Très rapidement, la grille globale a renvoyé la toute première solution à k = 42, et à peine deux semaines plus tard, les chercheurs ont confirmé avoir trouvé la troisième solution pour k = 3 – un jalon qu’ils ont marqué, en partie, en imprimant l’équation sur des t-shirts.

Le fait qu’il existe une troisième solution à k = 3 suggère que la conjecture originale de Heath-Brown était juste et qu’il y a infiniment plus de solutions au-delà de la plus récente. Heath-Brown prédit également que l’espace entre les solutions augmentera de manière exponentielle, parallèlement à leurs recherches. Par exemple, plutôt que les valeurs à 21 chiffres de la troisième solution, la quatrième solution pour x, y et z impliquera probablement des nombres avec 28 chiffres époustouflants.
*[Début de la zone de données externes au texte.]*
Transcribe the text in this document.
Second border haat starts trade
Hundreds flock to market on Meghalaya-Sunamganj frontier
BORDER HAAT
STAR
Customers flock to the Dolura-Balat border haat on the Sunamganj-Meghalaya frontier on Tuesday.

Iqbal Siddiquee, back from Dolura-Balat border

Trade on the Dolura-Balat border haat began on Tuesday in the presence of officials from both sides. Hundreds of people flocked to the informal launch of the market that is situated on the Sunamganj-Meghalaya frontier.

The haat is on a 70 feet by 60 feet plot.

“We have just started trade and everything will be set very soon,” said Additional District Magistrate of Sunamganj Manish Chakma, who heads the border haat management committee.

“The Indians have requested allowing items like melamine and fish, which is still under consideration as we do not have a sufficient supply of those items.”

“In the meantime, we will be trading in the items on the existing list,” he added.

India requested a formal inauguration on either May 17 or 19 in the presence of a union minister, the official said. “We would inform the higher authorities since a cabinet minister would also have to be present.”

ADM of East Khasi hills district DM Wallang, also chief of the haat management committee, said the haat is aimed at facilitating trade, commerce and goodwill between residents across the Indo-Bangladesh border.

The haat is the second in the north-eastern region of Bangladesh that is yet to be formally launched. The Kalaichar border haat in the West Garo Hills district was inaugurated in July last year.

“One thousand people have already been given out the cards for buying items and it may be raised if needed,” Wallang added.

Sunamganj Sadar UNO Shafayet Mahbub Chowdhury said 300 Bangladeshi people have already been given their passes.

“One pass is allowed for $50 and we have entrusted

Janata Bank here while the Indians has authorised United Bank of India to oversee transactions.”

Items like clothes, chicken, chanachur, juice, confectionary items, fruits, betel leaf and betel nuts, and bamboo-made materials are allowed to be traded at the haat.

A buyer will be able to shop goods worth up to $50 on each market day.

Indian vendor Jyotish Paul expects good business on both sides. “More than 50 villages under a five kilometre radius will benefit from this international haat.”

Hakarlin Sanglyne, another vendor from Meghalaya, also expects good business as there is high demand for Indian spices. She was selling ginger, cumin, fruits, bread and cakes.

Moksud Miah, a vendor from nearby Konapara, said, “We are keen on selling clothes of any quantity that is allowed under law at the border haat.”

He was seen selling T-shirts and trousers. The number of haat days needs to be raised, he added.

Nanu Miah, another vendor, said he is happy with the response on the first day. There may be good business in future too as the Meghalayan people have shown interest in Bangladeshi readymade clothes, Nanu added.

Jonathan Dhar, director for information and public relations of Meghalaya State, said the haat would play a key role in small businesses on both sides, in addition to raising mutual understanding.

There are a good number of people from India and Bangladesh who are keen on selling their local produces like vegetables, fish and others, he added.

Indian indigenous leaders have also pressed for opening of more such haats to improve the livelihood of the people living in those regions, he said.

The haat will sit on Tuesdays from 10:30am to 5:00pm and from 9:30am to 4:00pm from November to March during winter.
«La quantité de travail que vous avez à faire pour chaque nouvelle solution augmente d’un facteur de plus de 10 millions, donc la prochaine solution pour 3 nécessitera 10 millions de fois 400 000 ordinateurs pour être trouvée, et il n’y a aucune garantie que ce soit encore suffisant», déclare Sutherland . “Je ne sais pas si nous connaîtrons un jour la quatrième solution. Mais je crois que c’est là-bas.”